Long Duration Targeted Improvements

(LDTI), a modified accounting standard which the FASB updated to address their main concerns.

What replaced FAS 91?

The SFAS have been superseded by

the FASB Accounting Standards Codification (ASC)

. The codification is effective for interim and annual periods ending after September 15, 2009. All existing accounting standards documents are superseded by the ASC.

What is FAS 5 now called?

5:

Accounting for Contingencies

(FAS 5), the original FASB pronouncement, superseded by the substantively same FASB Accounting Standards Codification (ASC) subtopic 450 -20, Contingencies: Loss Contingencies, is a principal source of guidance on accounting for impairment in a loan portfolio under GAAP.

What is a FAS 91 adjustment?

In general, FAS 91 specifies that:

Origination fees should be recognized over the life of the loan as an adjustment of yield

. Certain direct origination costs should be recognized over the life of the loan as a reduction of the yield. Most loan commitment fees should be deferred, except for specified exceptions.

Is it better to pay a rad or DAP?

Loan interest rate DAP + interest on DAP MTCF+ interest on MTCF and RAD $800K $100,041 $105,200

Does the rad count as an asset?


RADs are exempt assets when determining your

Centrelink/DVA entitlements and are not subject to deeming. So paying a RAD can reduce assessable assets and income and may increase your age pension (or other payments).

What is the difference between a RAD and a RAC?


Refundable accommodation contribution

(RAC): This is when the government helps with the costs. Refundable accommodation deposit (RAD): This is when you pay the full amount yourself.

What is meant by cost of acquisition?

The cost of acquisition is

the total expense incurred by a business in acquiring a new client or purchasing an asset

. An accountant will list a company’s cost of acquisition as the total after any discounts are added and any closing costs are deducted.

How is Voba calculated?

A common method for computing VOBA starts with an

actuarial appraisal value2

and adjusts it to a pretax GAAP basis. This approach appears in this practice note as Method 1. If an FVL is available (or can reasonably be determined), VOBA can also be derived by subtracting FVL from the PGAAP liability.

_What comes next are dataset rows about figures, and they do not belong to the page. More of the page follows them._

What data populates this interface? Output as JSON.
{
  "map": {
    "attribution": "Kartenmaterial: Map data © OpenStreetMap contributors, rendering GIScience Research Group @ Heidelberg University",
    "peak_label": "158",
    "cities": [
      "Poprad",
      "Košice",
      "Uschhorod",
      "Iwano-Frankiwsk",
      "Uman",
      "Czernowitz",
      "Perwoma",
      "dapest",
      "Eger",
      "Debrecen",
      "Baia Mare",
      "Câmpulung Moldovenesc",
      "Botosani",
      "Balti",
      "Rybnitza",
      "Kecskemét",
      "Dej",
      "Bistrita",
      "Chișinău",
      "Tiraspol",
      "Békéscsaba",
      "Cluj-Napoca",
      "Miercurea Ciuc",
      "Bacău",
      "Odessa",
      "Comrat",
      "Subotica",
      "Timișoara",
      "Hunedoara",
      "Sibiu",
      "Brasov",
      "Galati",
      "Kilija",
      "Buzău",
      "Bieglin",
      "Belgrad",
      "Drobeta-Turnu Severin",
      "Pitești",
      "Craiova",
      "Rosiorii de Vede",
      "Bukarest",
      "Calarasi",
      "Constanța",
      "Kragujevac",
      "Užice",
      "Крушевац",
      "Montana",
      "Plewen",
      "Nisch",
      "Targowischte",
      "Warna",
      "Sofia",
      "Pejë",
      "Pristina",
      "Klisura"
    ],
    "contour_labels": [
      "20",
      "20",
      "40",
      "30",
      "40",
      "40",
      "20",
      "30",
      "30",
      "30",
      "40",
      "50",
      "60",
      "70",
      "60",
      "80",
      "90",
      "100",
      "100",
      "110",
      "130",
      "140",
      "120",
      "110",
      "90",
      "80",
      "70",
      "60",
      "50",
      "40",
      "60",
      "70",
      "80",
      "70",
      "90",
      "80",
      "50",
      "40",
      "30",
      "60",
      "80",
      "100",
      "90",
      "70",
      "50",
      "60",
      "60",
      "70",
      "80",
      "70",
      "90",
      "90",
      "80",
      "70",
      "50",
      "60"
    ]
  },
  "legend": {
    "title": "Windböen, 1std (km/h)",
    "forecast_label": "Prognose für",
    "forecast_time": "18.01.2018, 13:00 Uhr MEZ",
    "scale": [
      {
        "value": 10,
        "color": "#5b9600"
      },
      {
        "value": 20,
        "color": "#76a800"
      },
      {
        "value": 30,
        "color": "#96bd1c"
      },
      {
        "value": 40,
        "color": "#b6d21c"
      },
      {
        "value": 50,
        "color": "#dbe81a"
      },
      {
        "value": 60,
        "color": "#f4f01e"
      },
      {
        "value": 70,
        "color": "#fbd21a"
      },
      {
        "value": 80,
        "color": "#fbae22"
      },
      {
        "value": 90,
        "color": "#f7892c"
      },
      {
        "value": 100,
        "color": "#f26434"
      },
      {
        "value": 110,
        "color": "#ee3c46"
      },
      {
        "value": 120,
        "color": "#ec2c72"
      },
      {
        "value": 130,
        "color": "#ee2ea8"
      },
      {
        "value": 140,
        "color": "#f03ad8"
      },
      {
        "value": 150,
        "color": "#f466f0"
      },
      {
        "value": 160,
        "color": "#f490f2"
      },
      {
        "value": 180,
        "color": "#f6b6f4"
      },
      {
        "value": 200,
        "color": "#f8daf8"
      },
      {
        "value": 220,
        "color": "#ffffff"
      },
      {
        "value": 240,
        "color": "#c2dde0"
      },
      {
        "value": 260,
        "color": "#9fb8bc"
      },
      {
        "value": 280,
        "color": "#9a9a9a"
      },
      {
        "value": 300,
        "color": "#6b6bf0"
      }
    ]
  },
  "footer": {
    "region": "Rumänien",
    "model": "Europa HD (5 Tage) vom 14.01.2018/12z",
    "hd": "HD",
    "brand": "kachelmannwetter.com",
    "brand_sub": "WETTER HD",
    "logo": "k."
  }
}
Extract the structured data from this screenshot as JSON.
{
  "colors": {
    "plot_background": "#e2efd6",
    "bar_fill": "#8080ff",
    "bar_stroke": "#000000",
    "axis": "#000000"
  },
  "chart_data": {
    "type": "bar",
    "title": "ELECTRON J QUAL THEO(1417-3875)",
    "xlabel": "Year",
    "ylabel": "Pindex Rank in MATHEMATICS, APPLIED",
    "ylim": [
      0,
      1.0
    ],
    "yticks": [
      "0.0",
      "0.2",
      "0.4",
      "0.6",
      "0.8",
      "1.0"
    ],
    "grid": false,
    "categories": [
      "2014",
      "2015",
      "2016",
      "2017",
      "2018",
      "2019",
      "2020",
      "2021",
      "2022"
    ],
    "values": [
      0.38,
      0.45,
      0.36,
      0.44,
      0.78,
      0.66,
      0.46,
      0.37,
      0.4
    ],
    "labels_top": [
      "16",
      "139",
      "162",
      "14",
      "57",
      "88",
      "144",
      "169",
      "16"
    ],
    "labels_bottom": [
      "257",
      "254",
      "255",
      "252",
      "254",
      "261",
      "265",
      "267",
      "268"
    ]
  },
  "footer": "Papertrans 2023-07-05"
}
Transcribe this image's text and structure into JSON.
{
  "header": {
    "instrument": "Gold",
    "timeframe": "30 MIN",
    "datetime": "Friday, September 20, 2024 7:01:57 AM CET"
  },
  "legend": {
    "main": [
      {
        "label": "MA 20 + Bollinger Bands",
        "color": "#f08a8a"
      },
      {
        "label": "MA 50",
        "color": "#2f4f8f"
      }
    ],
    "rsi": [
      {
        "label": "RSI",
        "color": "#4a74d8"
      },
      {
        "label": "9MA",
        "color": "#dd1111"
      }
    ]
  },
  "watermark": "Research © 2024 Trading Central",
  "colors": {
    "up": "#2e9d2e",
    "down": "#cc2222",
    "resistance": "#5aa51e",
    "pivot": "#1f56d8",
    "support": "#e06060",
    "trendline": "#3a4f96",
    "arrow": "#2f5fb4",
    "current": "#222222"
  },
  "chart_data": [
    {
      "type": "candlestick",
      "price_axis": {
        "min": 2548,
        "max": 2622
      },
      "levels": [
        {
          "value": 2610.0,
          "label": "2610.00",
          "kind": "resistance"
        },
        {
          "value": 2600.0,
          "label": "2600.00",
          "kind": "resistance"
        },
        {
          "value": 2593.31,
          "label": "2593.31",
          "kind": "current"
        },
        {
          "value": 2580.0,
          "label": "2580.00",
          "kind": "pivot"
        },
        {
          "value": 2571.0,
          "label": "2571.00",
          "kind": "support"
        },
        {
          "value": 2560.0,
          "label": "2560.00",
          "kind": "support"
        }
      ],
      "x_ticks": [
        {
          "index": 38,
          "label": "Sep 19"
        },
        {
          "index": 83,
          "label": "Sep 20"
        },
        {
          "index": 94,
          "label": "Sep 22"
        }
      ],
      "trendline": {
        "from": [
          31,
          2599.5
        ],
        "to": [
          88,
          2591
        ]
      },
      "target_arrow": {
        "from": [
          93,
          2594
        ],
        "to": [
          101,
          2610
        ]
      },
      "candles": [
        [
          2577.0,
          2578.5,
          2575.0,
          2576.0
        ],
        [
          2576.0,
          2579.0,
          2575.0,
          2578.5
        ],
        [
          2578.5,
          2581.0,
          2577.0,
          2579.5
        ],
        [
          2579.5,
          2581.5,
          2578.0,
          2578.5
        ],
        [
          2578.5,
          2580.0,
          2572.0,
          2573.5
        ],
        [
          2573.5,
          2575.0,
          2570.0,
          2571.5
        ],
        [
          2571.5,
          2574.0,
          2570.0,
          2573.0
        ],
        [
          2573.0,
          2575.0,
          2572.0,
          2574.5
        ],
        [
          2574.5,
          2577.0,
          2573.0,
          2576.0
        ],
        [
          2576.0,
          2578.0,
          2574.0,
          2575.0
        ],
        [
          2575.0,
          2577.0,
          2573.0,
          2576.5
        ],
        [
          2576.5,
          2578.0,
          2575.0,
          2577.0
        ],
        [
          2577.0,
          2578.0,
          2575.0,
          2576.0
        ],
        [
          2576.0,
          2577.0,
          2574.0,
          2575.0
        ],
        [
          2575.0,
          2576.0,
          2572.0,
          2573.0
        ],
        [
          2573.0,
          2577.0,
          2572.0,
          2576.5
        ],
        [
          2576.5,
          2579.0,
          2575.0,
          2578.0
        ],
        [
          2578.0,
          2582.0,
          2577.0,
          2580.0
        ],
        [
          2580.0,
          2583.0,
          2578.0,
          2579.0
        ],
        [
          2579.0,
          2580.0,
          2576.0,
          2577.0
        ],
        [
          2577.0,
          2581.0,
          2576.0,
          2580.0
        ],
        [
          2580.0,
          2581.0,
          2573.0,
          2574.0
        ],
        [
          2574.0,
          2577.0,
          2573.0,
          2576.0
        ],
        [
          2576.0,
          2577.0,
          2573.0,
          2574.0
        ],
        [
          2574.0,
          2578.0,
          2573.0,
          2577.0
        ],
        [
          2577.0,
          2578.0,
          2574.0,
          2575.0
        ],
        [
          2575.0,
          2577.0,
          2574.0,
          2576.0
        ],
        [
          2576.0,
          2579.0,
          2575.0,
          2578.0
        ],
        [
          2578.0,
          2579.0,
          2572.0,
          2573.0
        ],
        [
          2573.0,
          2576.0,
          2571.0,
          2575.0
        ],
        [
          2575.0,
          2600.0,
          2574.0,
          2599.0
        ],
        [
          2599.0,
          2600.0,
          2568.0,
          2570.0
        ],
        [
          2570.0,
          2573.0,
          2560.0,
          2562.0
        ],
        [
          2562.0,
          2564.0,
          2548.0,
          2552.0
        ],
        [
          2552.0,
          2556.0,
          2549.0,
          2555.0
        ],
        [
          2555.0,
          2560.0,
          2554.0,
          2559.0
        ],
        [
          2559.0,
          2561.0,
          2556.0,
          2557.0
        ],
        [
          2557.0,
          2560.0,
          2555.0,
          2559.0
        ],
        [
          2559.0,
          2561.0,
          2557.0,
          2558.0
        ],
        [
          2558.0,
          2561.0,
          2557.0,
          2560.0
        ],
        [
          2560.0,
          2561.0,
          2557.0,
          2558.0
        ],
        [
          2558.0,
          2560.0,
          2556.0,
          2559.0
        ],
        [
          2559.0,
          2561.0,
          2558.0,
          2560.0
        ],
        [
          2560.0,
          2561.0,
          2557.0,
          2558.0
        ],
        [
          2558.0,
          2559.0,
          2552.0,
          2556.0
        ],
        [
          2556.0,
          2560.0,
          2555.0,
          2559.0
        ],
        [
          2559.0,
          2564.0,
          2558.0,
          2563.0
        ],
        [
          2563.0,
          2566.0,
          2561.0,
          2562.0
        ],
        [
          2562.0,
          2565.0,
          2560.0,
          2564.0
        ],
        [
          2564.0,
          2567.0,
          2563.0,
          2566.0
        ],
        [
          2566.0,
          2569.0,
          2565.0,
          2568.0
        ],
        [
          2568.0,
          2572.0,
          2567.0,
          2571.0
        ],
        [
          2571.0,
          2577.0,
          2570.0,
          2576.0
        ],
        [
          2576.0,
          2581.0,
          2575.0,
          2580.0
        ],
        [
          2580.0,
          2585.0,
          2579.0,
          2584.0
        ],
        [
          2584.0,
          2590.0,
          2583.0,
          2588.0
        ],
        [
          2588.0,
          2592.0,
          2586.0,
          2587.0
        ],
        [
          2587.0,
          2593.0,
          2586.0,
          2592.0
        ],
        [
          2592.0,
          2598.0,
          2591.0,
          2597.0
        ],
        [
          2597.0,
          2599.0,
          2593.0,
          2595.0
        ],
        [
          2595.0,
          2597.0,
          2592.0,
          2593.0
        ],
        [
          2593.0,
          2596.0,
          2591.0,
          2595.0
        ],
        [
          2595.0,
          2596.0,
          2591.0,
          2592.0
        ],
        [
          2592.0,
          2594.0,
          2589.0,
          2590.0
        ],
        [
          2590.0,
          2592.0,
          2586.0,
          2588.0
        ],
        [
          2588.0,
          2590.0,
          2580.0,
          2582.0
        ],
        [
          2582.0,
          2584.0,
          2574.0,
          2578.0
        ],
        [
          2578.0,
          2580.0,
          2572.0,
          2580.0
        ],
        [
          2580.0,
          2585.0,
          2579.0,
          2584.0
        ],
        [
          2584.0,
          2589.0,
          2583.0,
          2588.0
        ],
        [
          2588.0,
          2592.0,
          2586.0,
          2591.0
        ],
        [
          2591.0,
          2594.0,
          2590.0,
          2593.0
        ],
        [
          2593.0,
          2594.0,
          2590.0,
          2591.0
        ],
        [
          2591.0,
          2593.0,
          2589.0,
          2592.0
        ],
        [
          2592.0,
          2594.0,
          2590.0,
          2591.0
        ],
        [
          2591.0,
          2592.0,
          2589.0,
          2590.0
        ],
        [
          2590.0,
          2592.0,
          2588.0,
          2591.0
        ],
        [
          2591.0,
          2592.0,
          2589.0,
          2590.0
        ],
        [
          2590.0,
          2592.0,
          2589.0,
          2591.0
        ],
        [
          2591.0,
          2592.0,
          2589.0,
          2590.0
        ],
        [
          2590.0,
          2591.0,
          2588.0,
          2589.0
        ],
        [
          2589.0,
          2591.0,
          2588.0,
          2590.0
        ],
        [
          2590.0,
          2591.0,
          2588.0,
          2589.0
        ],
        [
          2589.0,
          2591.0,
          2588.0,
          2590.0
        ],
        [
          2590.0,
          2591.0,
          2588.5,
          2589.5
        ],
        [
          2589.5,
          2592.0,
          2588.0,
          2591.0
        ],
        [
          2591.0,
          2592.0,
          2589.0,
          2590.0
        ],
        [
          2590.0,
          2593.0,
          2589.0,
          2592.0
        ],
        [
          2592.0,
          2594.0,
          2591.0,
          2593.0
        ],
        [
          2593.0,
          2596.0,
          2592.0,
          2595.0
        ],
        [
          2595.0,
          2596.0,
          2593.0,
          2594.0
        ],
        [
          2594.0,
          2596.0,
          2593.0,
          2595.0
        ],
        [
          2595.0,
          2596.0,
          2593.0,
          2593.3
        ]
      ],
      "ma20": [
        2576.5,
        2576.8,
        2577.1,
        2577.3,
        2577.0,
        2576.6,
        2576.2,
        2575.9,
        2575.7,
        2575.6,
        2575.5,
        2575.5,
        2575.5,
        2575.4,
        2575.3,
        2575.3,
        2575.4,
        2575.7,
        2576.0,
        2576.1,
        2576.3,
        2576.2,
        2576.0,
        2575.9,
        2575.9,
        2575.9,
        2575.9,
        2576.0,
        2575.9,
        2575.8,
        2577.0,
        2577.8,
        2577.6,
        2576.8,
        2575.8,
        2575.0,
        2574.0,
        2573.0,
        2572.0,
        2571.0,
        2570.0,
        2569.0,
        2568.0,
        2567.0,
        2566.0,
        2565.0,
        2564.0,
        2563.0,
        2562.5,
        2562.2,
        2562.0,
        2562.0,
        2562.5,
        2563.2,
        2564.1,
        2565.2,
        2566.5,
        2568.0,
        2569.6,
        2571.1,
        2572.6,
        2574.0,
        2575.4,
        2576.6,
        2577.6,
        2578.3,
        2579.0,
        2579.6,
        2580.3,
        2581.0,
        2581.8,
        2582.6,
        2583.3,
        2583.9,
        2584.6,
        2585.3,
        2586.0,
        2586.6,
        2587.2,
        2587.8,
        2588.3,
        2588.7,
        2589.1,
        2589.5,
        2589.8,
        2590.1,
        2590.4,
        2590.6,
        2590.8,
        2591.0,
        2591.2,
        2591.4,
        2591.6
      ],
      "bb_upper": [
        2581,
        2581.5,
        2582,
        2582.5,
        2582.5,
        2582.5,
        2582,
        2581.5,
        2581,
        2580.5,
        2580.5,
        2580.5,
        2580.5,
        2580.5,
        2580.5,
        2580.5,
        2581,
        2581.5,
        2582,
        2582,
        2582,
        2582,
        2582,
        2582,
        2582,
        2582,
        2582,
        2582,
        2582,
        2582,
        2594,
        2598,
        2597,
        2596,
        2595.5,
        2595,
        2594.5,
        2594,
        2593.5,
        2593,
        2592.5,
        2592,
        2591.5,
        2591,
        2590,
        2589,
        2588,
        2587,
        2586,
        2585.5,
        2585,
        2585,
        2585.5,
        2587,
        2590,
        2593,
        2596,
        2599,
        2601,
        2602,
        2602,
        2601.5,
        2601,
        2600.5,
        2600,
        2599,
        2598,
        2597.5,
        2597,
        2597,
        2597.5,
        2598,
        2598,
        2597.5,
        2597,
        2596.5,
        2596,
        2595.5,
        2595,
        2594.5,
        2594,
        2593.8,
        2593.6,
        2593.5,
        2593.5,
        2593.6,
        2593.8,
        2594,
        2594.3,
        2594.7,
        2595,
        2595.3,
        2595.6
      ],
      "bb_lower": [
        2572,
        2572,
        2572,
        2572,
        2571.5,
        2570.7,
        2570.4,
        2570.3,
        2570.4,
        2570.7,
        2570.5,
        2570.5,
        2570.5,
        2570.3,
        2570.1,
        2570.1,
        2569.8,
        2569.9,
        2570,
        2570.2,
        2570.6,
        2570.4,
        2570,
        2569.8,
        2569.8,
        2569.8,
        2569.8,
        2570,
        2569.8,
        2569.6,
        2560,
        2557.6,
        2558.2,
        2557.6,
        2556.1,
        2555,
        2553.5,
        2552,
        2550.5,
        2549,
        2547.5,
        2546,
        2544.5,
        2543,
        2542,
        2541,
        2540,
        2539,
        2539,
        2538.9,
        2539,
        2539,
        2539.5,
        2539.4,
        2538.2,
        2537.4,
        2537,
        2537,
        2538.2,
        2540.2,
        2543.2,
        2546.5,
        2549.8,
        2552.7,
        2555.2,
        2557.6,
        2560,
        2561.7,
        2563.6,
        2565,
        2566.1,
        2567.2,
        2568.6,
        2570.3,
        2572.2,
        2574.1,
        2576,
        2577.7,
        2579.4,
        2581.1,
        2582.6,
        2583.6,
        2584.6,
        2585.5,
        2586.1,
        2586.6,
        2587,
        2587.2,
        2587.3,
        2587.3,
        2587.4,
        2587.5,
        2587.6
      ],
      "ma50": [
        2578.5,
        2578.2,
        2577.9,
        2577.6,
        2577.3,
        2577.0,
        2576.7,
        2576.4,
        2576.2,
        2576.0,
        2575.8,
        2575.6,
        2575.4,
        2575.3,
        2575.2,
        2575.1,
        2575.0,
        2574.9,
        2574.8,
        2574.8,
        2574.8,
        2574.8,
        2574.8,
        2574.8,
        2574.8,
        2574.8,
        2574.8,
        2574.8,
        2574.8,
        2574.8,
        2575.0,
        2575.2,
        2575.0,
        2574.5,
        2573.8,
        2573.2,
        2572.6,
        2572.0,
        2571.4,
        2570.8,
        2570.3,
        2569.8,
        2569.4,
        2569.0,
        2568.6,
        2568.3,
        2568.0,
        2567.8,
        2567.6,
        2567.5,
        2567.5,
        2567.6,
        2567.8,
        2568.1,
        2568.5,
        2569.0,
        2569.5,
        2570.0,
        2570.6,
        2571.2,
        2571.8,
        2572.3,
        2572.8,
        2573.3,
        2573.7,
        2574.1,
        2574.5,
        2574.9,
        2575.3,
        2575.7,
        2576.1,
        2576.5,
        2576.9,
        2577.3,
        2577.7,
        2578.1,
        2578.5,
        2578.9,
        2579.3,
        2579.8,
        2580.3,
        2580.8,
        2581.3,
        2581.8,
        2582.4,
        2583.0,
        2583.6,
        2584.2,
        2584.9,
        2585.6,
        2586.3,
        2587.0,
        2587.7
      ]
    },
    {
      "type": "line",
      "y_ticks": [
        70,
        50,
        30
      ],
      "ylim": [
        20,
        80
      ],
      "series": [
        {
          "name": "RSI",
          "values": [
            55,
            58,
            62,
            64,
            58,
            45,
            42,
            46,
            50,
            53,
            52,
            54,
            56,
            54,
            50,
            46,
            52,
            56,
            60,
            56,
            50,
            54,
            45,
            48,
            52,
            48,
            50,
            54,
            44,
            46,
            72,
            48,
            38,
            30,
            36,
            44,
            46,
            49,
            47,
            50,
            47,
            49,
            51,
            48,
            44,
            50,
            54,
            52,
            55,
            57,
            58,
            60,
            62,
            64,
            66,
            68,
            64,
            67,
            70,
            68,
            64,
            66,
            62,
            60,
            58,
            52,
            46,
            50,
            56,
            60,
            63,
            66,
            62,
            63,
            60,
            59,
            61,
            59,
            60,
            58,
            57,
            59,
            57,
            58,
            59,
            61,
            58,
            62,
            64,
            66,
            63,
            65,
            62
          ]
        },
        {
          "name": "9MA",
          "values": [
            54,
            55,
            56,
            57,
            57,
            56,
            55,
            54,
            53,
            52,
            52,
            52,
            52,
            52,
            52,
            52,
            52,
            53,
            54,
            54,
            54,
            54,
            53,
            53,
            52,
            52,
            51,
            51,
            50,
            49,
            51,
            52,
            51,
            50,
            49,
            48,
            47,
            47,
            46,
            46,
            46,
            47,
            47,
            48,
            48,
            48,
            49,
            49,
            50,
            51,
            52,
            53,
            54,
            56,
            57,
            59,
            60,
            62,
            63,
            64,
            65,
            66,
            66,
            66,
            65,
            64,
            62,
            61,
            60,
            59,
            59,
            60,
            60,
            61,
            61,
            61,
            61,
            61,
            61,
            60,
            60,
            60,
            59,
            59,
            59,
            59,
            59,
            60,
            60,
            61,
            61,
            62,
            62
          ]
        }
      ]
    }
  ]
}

What is deferred commission?

Deferred commissions are

the incremental costs that are directly associated with non-cancelable subscription contracts with customers

and consist of sales commissions paid to the Company’s direct sales force.

Ahmed Ali
Author
Ahmed Ali
Ahmed Ali is a financial analyst with over 15 years of experience in the finance industry. He has worked for major banks and investment firms, and has a wealth of knowledge on investing, real estate, and tax planning. Ahmed is also an advocate for financial literacy and education.